Climate change is no longer just about things you can't see or touch. It's about running from rising water and bailing out the basement.
"I think there has been a lot of emphasis both in reporting and in people's understanding of climate change ... and the science behind that and how it's getting worse," says RNZ In Depth reporter Kate Newton.
"We're now starting to shift our focus because of these severe weather events that we're seeing more frequently, and at a greater level of severity, to what that actually means for us now, and the fact that climate change is no longer this far-off, distant prospect, but something that is affecting real people and real lives, at this very moment."
Today on The Detail we look at how we adapt to this new normal, and who will pay for it, after a report by an Independent Reference Group recommended essentially that the days of property buy-outs have a limited life.
The reference group included economists, iwi, bankers, insurance and local government representatives and was set up by the Ministry for the Environment.
Newton goes through the findings on climate mitigation and adaption, which she says are politically unpalatable, and extremely expensive.
"There's a whole lot that goes into it and every step of it is complex and every step of it is expensive.

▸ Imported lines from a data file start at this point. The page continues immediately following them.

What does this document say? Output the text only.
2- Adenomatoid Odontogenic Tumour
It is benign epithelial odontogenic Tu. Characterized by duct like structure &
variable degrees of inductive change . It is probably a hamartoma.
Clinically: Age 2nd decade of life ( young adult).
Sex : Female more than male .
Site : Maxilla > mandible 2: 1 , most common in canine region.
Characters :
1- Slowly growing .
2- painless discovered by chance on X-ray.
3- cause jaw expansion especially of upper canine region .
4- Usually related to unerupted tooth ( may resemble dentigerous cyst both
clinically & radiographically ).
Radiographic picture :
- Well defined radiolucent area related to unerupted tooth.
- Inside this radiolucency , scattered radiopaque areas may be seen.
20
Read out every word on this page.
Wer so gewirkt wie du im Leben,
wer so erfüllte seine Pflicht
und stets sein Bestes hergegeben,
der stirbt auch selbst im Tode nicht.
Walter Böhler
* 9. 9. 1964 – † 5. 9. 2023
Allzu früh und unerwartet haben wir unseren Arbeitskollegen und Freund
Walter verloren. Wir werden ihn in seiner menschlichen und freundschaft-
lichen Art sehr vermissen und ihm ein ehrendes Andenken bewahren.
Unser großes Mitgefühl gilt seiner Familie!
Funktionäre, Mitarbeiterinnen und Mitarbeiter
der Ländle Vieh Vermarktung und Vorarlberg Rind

But we also need to remember that even if we do nothing, it's still expensive.
"I think the top estimates of costs involved with Cyclone Gabrielle was $14.5 billion - it's a huge amount of money.
"But you're looking at things like, even just understanding where the risk is, and how severe that risk is, and how it might change in the future - it's a huge amount of work."

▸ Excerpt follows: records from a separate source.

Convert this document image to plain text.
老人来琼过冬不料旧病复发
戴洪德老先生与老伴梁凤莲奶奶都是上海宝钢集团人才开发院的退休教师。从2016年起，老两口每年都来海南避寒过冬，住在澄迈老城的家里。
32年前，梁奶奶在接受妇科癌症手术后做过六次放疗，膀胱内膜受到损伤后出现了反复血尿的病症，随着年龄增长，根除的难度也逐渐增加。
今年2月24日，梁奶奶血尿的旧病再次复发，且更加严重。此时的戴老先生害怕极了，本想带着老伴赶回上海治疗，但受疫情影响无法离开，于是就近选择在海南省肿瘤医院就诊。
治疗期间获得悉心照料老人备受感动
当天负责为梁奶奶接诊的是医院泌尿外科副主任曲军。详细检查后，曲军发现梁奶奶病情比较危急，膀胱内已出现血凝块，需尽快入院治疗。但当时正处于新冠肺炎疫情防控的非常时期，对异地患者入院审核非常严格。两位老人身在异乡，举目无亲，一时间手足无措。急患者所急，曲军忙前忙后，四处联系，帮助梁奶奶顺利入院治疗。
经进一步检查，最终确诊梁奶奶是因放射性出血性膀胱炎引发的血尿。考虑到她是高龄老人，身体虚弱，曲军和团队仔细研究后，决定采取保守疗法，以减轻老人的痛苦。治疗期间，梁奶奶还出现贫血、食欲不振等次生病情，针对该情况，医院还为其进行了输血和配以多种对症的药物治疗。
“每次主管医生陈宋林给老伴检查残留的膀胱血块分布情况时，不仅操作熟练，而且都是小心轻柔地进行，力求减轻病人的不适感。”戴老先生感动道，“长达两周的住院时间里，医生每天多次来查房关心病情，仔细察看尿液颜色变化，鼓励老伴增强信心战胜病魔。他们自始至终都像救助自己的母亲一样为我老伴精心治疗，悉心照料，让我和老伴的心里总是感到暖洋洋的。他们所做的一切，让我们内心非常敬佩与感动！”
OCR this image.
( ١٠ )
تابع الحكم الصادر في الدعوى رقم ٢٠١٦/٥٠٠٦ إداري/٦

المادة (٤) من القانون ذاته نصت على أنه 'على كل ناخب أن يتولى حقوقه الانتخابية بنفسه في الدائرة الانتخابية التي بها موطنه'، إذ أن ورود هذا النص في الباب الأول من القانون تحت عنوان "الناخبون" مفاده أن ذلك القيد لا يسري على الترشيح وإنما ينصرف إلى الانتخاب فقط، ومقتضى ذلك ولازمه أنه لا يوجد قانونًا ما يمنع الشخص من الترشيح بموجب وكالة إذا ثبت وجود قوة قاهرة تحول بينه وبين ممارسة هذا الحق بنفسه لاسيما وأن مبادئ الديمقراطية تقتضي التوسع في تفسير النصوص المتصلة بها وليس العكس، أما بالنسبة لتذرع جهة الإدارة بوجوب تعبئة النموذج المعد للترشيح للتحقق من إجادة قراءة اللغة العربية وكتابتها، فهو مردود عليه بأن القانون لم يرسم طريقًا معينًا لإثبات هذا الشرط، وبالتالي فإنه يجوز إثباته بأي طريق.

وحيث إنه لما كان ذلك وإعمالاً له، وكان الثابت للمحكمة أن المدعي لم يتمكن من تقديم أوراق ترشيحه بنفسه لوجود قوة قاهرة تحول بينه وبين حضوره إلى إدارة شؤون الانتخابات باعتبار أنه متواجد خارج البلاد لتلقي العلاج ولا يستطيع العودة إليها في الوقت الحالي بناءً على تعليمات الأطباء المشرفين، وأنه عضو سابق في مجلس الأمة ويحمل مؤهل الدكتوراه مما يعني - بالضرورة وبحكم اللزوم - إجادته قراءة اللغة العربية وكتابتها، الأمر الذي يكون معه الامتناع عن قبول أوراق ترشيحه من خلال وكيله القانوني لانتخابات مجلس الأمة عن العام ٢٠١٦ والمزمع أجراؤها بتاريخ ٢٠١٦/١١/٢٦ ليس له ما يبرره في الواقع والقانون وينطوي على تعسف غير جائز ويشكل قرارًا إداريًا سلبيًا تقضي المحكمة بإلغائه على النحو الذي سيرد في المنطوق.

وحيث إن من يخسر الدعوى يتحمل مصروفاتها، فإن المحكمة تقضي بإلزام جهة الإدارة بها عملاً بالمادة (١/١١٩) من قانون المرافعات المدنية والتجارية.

The government wants bipartisan support on decisions because future certainty is required but also, Newton points out, because of the bleak message it's likely to send - in the words of one critic: "You are on your own".
But firm decisions are unlikely to come any time soon.

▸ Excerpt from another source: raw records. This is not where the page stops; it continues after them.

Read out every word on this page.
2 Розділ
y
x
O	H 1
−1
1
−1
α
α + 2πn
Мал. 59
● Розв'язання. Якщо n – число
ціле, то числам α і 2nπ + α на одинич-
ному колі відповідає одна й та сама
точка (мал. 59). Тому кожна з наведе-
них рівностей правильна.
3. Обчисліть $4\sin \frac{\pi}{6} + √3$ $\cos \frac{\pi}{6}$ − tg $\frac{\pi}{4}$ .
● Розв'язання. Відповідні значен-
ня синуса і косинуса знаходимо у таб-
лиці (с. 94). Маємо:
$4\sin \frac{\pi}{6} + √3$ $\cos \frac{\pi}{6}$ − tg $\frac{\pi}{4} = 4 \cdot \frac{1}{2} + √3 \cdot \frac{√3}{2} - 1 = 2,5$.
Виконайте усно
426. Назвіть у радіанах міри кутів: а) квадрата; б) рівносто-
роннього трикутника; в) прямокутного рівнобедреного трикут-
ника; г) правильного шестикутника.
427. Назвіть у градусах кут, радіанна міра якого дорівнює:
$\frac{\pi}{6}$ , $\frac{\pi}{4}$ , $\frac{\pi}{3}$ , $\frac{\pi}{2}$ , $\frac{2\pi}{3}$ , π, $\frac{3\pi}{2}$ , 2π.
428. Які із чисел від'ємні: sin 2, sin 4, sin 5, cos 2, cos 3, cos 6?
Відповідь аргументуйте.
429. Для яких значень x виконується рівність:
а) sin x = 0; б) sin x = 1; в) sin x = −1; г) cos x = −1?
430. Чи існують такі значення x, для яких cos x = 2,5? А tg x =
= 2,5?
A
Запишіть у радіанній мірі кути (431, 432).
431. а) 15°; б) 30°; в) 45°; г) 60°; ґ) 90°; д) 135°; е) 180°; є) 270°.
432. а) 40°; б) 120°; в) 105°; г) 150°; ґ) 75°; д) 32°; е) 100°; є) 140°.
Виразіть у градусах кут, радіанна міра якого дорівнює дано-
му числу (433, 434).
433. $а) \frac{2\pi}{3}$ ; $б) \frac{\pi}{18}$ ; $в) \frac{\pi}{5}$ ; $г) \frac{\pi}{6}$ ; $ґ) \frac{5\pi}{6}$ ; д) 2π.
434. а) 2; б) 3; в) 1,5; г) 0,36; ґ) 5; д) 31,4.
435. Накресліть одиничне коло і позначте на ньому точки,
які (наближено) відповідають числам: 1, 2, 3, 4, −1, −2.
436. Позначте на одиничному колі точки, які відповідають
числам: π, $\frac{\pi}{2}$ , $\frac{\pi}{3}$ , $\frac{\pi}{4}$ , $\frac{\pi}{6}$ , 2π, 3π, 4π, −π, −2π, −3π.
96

"It's something that's been a long time coming and I think [climate change minister] Simon Watts is running into similar problems to his predecessor James Shaw, who tried for six years to pass a climate change adaptation act," says Newton.
The main issue with that failure was around the complexity of how we do it and who pays for it.
"This is one of those big thorny issues that if you're changing the rules and changing how people adapt every three or six or nine years, it gives nobody any certainty in the future."
Earth Sciences NZ (which is the merger of NIWA with GNS) has done a huge amount of modelling work around the country, mapping coastal inundation risks, and its next body of work due out soon is on inland inundation.
Other bodies of work have pointed out that we need spatial planning to avoid destruction by weather in the future. That includes identifying areas of particular risk, and having a plan for them, whether that is creating a wetland or building a sea wall or stop banks, or if a retreat from an area should be mandated.
But councils aren't required by legislation to do such work; and if the government puts a cap on rates as it's discussing, it's likely they won't be able to. They just won't have the money.
Small councils also have the issue that their planning departments might consist of one or two people, and the job is far bigger than that.
As well, specialists who were doing such work have had job cuts - and those experts have gone overseas where their skills are in demand.